Evaluations find Corps' systems good to go for Jan. 1

Evaluations find Corps' systems good to go for Jan. 1

As buyers, 'we have to be prudent,' the Marine Corps' Debra M. Filippi says.

By Bill Murray

GCN Staff

The Marine Corps has done nine operational evaluations for year 2000 readiness and has found no problems that would lead to computer systems failures, said the service's deputy chief information officer.

'We had software failures, such as computers that didn't roll over,' but they didn't affect operations, said Debra M. Filippi, deputy assistant chief of staff for command, control, communications, computers and intelligence.

Marine Corps officials might conduct a fall-back exercise in the fall after a final operational evaluation is completed, she said.

Filippi also said that despite the shift to PCs running Microsoft Windows NT for many programs, Unix will still be needed.

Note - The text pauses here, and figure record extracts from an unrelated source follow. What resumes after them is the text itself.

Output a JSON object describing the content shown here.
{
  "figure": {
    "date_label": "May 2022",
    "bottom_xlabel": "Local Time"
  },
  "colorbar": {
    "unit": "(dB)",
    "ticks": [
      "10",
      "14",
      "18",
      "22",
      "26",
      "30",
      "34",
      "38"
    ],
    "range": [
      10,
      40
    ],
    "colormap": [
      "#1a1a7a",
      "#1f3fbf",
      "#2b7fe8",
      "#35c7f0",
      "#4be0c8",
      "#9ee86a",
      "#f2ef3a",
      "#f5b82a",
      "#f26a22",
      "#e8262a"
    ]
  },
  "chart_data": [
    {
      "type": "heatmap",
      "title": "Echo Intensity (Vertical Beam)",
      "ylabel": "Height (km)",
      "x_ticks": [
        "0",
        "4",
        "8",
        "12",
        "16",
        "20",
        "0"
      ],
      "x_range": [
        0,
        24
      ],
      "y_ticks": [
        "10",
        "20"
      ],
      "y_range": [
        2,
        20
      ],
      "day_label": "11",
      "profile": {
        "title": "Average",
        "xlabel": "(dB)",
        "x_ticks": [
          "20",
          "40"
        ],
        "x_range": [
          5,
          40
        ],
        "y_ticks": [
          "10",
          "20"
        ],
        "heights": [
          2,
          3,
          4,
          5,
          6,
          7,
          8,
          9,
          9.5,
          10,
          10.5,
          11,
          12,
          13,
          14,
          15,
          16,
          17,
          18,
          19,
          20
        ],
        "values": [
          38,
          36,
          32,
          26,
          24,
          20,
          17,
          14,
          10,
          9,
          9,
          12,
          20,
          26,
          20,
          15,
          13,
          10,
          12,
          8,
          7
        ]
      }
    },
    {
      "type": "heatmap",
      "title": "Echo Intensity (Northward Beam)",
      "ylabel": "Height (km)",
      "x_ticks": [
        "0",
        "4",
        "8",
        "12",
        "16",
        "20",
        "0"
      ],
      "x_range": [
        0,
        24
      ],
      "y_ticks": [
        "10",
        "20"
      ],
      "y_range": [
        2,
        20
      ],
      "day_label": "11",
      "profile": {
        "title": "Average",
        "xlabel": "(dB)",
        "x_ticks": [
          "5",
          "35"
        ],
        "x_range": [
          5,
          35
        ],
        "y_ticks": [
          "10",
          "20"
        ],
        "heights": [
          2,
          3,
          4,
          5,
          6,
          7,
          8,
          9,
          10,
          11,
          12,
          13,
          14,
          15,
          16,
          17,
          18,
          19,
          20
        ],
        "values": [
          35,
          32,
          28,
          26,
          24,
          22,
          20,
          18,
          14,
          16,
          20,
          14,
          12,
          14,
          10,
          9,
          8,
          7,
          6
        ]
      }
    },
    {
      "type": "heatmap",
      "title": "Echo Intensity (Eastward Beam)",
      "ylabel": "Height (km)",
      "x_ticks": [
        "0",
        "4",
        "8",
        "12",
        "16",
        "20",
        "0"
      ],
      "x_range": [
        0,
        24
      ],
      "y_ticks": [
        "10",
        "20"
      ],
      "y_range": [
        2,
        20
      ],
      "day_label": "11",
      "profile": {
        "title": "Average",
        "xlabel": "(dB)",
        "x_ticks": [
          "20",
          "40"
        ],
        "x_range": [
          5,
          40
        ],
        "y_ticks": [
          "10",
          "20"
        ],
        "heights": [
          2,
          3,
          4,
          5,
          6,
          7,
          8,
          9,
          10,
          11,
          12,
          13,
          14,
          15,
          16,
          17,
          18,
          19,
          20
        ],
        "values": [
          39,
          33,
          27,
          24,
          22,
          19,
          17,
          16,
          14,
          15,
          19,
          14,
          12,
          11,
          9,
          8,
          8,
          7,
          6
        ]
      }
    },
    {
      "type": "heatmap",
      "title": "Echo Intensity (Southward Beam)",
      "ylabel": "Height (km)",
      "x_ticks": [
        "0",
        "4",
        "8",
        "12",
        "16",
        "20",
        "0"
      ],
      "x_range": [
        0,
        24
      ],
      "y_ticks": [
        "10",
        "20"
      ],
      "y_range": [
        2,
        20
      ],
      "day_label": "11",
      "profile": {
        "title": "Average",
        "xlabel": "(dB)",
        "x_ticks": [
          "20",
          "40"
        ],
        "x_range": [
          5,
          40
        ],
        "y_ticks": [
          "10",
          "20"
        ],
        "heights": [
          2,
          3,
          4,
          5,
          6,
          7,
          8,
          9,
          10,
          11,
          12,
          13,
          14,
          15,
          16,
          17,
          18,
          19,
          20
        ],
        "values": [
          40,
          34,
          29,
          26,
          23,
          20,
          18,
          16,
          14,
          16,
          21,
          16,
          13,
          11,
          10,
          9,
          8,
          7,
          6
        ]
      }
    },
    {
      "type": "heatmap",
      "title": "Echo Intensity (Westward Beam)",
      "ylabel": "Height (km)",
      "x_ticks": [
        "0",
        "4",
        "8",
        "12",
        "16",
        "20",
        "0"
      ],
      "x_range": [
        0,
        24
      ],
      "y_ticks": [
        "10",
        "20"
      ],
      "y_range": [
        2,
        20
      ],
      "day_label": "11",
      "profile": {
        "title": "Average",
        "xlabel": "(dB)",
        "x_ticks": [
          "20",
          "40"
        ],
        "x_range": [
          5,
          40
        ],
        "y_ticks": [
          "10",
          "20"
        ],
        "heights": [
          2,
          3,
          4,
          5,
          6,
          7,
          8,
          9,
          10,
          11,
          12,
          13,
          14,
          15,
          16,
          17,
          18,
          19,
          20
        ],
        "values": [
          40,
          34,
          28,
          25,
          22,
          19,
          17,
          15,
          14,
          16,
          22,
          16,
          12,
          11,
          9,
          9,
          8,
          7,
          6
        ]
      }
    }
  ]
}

The service is shifting away from Unix workstations as front-end interfaces, Filippi said. But the Corps will use PCs to access Unix applications through the Internet, she said. 'We can get the power of Unix on the other end.'

A majority of Unix systems used within the service 'come to us from systems we pull from joint communications or the Navy,' she said. 'Nothing is pure or absolute.' Some observers have thought the Marines were just buying PCs and PC servers exclusively because the service is porting the Global Command and Control System from a Unix environment to Windows through its command and control PC initiative.

The Marines were a catalyst in the Defense Information Systems Agency's porting GCCS to PCs, Filippi said.

'This is a reasonable approach,' she said. 'We have to be prudent when we tout ourselves as buyers and buy what the market bears,' which is increasingly PCs that run Windows.

A few good PCs

When asked if the Marines Corps will ever use PCs exclusively, she said, 'not in the near future.' Service officials are studying what makes a true desktop and PC environment, and what kind of processing power people need when within months vendors may be selling computers powered by 1G processors, she said.

Meanwhile, despite a six-month delay caused by defects in almost 400 servers, the service is on track to deploy by year's end Exchange Server 5.5 running under NT Server 4.0 with Outlook as the client for messaging, Filippi said.

In response to criticism about the definitions of regions for the Navy-Marine Corps Intranet (NMCI), Filippi said there's nothing magical about the rationale behind defining some regions geographically while others involve organizations that are geographically dispersed.

There are regions for Hawaii, Japan, and the East and West coasts, but there's also a logistics region, which includes bases in Albany, Ga., and Barstow, Calif., as well as the Marine Corps Systems Command in Quantico, Va., and other parts of the Materiel Command that work closely together, she said.

Corps officials, however, are 'rethinking the regional construction. Does it make sense to have four regions or eight regions?' Filippi said. 'We're looking to industry for more of the capabilities and techniques' to support NMCI than there are under the Marine Corps Enterprise Network, she said.

Buying through the Marine Corps Systems Command and its forthcoming blanket purchasing agreements for PCs and servers'which the service has mandated starting Oct. 1'will allow the service to save money by taking advantage of economies of scale and also to consolidate warranty fees and keep better track of warranty data, Filippi said.

Filippi, who had worked for more than 20 years in the Navy, said the Marine Corps is very different from its parent service. 'They do things differently because they are different,' she said. 'Operation forces are different than ships,' and Filippi said she feels a closer connection with the Corps because it is a smaller service.

Filippi said she finds the 'brutally honest' nature of the Corps refreshing. 'I don't think I've been treated differently' as a civilian female, said Filippi, who will complete her second year with the service next month.